Begini. Beberapa orang mungkin bisa menunda pertanyaan "Sebenernya mau ke mana sih?" karena mereka punya modal untuk mengambil jalan lain ketika jalan yang mereka inginkan itu mulai ditemukan. Bagi sebagian orang yang lain, termasuk diantaranya beberapa siswa-siswa saya, kondisinya tidak selalu semudah itu.

Hal ini mengganggu pikiran saya, karena setelah melihat 5 angkatan lulus dan meninggalkan sekolah, ada rasa tidak ikhlas yang tertinggal. Mereka akan pergi padahal tugas saya sebagai guru belum selesai. Menyelesaikan kurikulum adalah perkara mudah, tapi menyiapkan karakter dan melatih soft skills agar mereka bisa menjalani hidup dengan baik di dunia nyata, itu sulit sekali. Saya selalu merasa, mereka belum siap.

Saya teringat kembali peristiwa beberapa hari yang lalu. Saat itu saya bersama si Tengah baru selesai membayar belanjaan di sebuah minimarket besar. Sebelum keluar, tepat di balik pintu kaca, saya terhenyak dan berhenti melangkah. Di halaman mini market itu seorang tukang parkir sedang memandu kendaraan yang akan keluar. Tukang parkir itu pernah saya ajar, dan saya saksikan kelulusannya dari SMA.

Kenapa jadi tukang parkir? Saya tahu sekali dia bukan anak bodoh. Kenapa ijasah SMA tidak memberi nilai tambah apapun padanya? Bagaimana bisa lulusan SMA tak memiliki kehidupan yang lebih baik dibanding lulusan SD?

Please, jangan bilang, "Itu kan tergantung orangnya."

Saya gurunya. Adalah kewajiban saya mendidiknya untuk memiliki sikap yang baik terhadap ilmu yang sudah diajarkan. Anehnya, kata-kata 'tergantung orangnya' ini banyak keluar dari mulut guru, seperti orang yang melempar batu sembunyi tangan.

Ketika bertemu dengan kelas XI di kelas pengembangan diri yang lalu, saya mengingatkan mereka, "Kamu hanya tinggal 1 bulan lagi di kelas XI. Setelah itu kamu akan ada di tahun terakhir. Apa kamu sudah tau bakal ngapain pas lulus, jalan mana yang mau dipilih? Pergunakan satu tahun ini, untuk mengerti apa yang kamu suka dan apa yang kamu butuhkan. SUKA dan PERLU, dua itu saja. Dengan dua hal itu, kamu akan bisa memutuskan."

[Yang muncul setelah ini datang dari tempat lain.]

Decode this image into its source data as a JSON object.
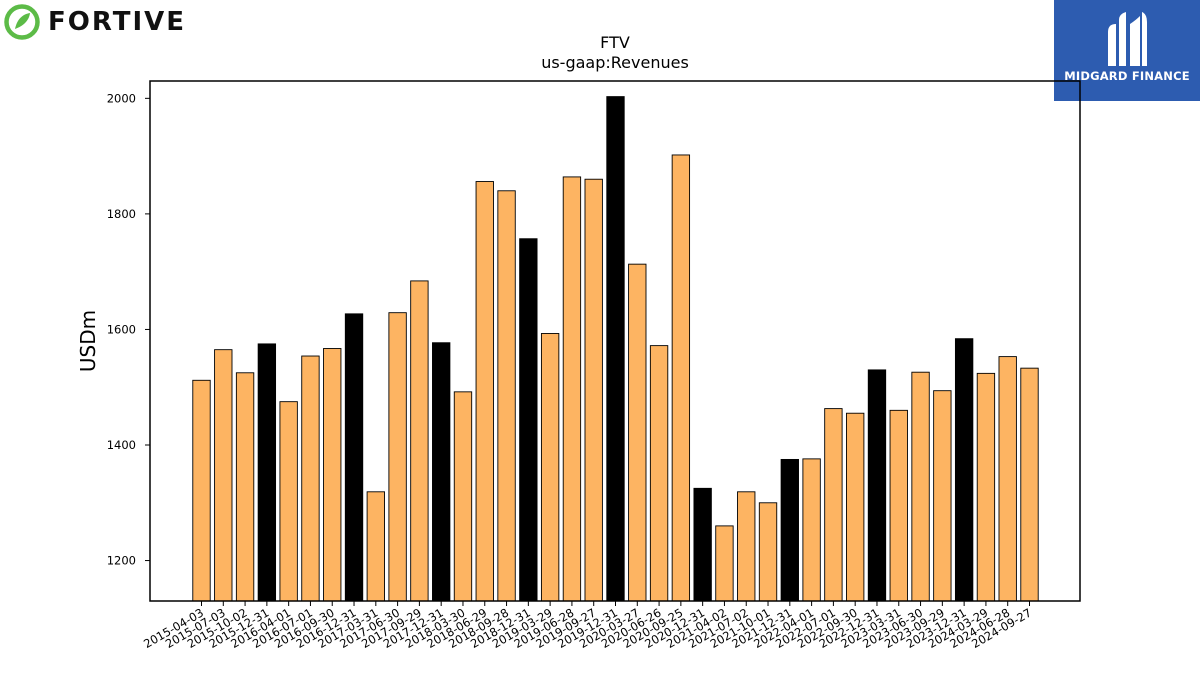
{
  "brand": {
    "company_name": "FORTIVE",
    "publisher_name": "MIDGARD FINANCE",
    "company_color": "#5cbb47",
    "publisher_bg": "#2d5cb0"
  },
  "chart_data": {
    "type": "bar",
    "title": "FTV",
    "subtitle": "us-gaap:Revenues",
    "xlabel": "",
    "ylabel": "USDm",
    "ylim": [
      1130,
      2030
    ],
    "yticks": [
      1200,
      1400,
      1600,
      1800,
      2000
    ],
    "grid": false,
    "legend": "none",
    "colors": {
      "quarter": "#fdb462",
      "year_end": "#000000",
      "edge": "#000000"
    },
    "categories": [
      "2015-04-03",
      "2015-07-03",
      "2015-10-02",
      "2015-12-31",
      "2016-04-01",
      "2016-07-01",
      "2016-09-30",
      "2016-12-31",
      "2017-03-31",
      "2017-06-30",
      "2017-09-29",
      "2017-12-31",
      "2018-03-30",
      "2018-06-29",
      "2018-09-28",
      "2018-12-31",
      "2019-03-29",
      "2019-06-28",
      "2019-09-27",
      "2019-12-31",
      "2020-03-27",
      "2020-06-26",
      "2020-09-25",
      "2020-12-31",
      "2021-04-02",
      "2021-07-02",
      "2021-10-01",
      "2021-12-31",
      "2022-04-01",
      "2022-07-01",
      "2022-09-30",
      "2022-12-31",
      "2023-03-31",
      "2023-06-30",
      "2023-09-29",
      "2023-12-31",
      "2024-03-29",
      "2024-06-28",
      "2024-09-27"
    ],
    "values": [
      1512,
      1565,
      1525,
      1575,
      1475,
      1554,
      1567,
      1627,
      1319,
      1629,
      1684,
      1577,
      1492,
      1856,
      1840,
      1757,
      1593,
      1864,
      1860,
      2003,
      1713,
      1572,
      1902,
      1325,
      1260,
      1319,
      1300,
      1375,
      1376,
      1463,
      1455,
      1530,
      1460,
      1526,
      1494,
      1584,
      1524,
      1553,
      1533
    ],
    "year_end": [
      false,
      false,
      false,
      true,
      false,
      false,
      false,
      true,
      false,
      false,
      false,
      true,
      false,
      false,
      false,
      true,
      false,
      false,
      false,
      true,
      false,
      false,
      false,
      true,
      false,
      false,
      false,
      true,
      false,
      false,
      false,
      true,
      false,
      false,
      false,
      true,
      false,
      false,
      false
    ]
  }
}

Kebetulan, mata pelajaran yang saya ampu tidak diUNkan. Saya berencana menggunakan waktu-waktu di kelas untuk mengeksplorasi anak-anak ini dengan berbagai macam kemungkinan profesi di masa depan. Di antara segala kebingungan mencari jalan yang baik dan benar untuk berbuat ihsan dalam pekerjaan, mudah-mudahan ini bisa jadi ikhtiar saya.